She nodded. "Yes, we all did. I think I told you- didn’t I?-That one day last summer Larry and Manuel Kimball played a match of tennis and my father and I acted as umpire and linesman. They had a bet on it, and Larry paid Mr. Kimball with a ten dollar bill and Mr. Kimball wanted us to write our names on it as a souvenir. We were sitting-on the side terrace-"
"And Manuel Kimball took the bill?"
"Of course. He won it."
"And this is it?"
"Certainly, there are our signatures. Mr. Goodwin, I suppose it’s just vulgar curiosity, but where did you ever get it?"
I took the bill and replaced it carefully in the envelope-not Carlo Maffei’s envelope, a patent one with a clip on it so the signatures wouldn’t rub any more than they had already-and put it in my pocket.
"I’m sorry, Miss Barstow. Since it’s just vulgar curiosity you can wait. Not long, I hope. And may I say without offense, you’re looking swell. I was thinking when you came in, I’d like to pinch your cheeks."
"What!" She stared, then she laughed. "That’s a compliment?"
"It sure is. If you know how many cheeks there are I wouldn’t bother to pinch. Good day, Miss Barstow."
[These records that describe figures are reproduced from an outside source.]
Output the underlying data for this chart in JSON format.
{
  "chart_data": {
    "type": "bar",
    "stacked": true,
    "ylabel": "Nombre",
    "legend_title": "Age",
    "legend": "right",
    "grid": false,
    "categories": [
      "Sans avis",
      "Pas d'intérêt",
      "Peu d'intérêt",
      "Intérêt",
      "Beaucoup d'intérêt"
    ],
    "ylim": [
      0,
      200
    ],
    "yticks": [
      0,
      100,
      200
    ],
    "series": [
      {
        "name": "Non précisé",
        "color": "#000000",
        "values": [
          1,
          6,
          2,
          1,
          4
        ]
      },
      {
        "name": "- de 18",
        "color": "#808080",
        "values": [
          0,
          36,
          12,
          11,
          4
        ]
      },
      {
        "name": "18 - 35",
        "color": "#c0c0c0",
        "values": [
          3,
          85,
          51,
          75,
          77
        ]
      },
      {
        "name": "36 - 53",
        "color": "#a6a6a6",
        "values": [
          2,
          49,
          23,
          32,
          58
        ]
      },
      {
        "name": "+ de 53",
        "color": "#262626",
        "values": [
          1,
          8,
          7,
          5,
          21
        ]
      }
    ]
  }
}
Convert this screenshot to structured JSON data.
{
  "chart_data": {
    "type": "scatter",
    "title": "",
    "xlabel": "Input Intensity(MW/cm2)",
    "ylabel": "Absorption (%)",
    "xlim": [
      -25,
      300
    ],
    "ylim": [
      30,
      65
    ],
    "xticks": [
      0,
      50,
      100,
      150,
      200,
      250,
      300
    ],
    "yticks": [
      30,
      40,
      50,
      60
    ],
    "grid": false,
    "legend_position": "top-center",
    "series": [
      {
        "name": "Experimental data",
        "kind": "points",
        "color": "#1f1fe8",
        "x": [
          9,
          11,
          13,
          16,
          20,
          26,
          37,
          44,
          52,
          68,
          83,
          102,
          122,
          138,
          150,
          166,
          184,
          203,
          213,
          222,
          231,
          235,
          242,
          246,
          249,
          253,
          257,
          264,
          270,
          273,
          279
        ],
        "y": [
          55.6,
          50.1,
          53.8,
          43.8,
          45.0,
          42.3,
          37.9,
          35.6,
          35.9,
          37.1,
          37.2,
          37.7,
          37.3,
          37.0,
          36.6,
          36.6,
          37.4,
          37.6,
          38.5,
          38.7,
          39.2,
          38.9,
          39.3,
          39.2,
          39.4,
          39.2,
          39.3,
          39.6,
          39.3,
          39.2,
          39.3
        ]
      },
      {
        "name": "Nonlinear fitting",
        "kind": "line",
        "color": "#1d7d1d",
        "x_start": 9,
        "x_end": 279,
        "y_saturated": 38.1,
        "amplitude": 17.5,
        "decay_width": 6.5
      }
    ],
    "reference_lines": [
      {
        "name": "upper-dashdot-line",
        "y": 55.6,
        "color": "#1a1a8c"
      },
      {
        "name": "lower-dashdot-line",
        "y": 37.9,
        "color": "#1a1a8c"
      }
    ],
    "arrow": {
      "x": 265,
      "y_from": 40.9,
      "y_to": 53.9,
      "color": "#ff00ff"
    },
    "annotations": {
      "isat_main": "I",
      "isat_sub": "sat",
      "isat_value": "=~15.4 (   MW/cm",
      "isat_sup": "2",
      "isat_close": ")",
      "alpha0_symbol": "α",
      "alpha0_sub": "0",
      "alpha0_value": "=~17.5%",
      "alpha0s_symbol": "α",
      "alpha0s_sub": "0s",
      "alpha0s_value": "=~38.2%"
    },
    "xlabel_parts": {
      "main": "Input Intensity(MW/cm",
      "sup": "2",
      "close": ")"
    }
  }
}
We shook hands while she still laughed.
Headed south again through the drizzle, I considered that the ten-dollar bill clinched it. The other three items in Carlo Maffei’s envelope were good evidence, but this was something that no one but Manual Kimball could have had, and it had got to Carlo Maffei. How, I wondered. Well: Manuel Kimball had kept it in his wallet as a souvenir. His payments of money, one or more, to Maffei for making the driver, had been made not in a well-lighted room but in places dark enough to defeat the idle curiosity of observers; and in the darkness the souvenir had been included in a payment. Probably Manuel had later discovered his carelessness and demanded the souvenir back, and Maffei had claimed it had been spent unnoticed. That might have aroused Manuel’s early suspicions of Maffei, and certainly it accounted for Maffei’s recognition of the significance of the death, and its manner, of Peter Oliver Barstow; for that name, and two other Barstow names, had been signed on the ten-dollar bill he was preserving.
Yes, Manuel Kimball would live long enough to be sorry he had won that tennis match.